For a quarter-century now, since Edward Scissorhands, Johnny Depp has been a tabula rasa of film acting: With each performance, he becomes something unrecognizably strange and elusive, and I’ve always wondered whether there’s a whole person behind the masks, or if the performances complete him.
In Black Mass, Depp portrays the sanguinary Boston gangster James “Whitey” Bulger, who got away with his crimes (drugs, extortion, murder) for so long because he was also an FBI informant. Once the jig was up, he vanished for more than 15 years, only to be found four years ago in his dotage in California. He’s now in prison for what’s left of his life.
Depp’s performance is the most compelling thing in director Scott Cooper’s well-made and thoroughly superfluous story about “Southie” (South Boston) and its paradoxical mix of lovable Irish Catholics and incomprehensible crime and brutality. But we want to comprehend, and by telling the story of this particular part of Bulger’s life, Cooper teaches us nothing new about anything.
How did Bulger get this way? His brother (a miscast Benedict Cumberbatch) became a state senator and university chancellor. Black Mass compels only when we see Bulger kill people at point-blank range with a gun or (twice) with his bare hands. How can this man exist — and exist for so long? We’re accustomed to seeing Depp and his delicate face in a state of flamboyance. In Black Mass, he’s coarse, vigilant and penetrating. When he talks, it’s a voice like any other (albeit with an accent), and not a put-on, like Jack Sparrow, Mad Hatter or Willy Wonka. It’s technically perfect, but there’s nothing to understand about Bulger because the script never lets us inside.

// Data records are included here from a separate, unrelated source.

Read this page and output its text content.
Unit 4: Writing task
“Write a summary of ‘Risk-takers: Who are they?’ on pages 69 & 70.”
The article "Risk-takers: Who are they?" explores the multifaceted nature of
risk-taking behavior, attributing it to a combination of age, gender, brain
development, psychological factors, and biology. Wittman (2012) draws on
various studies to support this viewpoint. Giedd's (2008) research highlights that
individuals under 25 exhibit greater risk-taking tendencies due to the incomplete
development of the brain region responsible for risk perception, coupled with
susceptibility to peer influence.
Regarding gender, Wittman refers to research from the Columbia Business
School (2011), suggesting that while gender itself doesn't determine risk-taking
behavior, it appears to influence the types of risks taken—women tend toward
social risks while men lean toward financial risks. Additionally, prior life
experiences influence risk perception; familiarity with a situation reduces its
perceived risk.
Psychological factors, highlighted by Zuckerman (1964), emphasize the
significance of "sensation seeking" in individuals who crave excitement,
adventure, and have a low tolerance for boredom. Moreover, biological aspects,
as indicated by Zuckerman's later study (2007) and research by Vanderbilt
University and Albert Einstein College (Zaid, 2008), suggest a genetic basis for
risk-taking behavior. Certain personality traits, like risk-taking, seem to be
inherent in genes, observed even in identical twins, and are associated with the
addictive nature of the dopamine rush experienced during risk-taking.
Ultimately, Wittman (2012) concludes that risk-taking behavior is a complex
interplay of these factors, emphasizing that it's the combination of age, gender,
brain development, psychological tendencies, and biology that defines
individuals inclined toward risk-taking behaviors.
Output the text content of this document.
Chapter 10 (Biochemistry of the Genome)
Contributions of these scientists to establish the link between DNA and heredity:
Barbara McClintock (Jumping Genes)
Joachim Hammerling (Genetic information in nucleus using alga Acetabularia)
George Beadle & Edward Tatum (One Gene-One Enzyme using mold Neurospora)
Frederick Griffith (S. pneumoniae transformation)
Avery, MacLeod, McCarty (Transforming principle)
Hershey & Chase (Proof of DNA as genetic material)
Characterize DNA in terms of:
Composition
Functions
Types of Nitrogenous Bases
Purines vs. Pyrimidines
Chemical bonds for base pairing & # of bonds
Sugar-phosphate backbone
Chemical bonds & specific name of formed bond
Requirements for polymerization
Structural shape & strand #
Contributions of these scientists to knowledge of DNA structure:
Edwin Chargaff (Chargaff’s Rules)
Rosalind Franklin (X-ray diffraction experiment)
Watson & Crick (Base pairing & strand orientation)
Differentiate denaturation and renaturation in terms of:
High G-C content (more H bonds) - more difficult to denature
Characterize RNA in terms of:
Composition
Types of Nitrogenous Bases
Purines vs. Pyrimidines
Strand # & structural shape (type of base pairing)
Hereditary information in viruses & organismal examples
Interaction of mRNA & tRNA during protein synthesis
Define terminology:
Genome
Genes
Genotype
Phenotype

Bulger got away with his crimes for year because his FBI handler was a childhood friend (now in prison for his cover-up), and so of course, the story explores the Southie meaning of values like blood, honor and loyalty. But in The Departed, Martin Scorsese adapted a Hong Kong crime drama to an American context with more originality and operatic effect than Cooper achieves in his all-American story.
In his previous film, the rather over-the-top Out of the Furnace, Cooper displayed a knack for melancholic brutality. He could have furthered that project here in a more realistic milieu, showing us how such a person as Bulger emerges from such a place as Boston. Instead, we get a routine neo-cops-’n’-robbers procedural, with a masterful chameleon as its reptilian monster.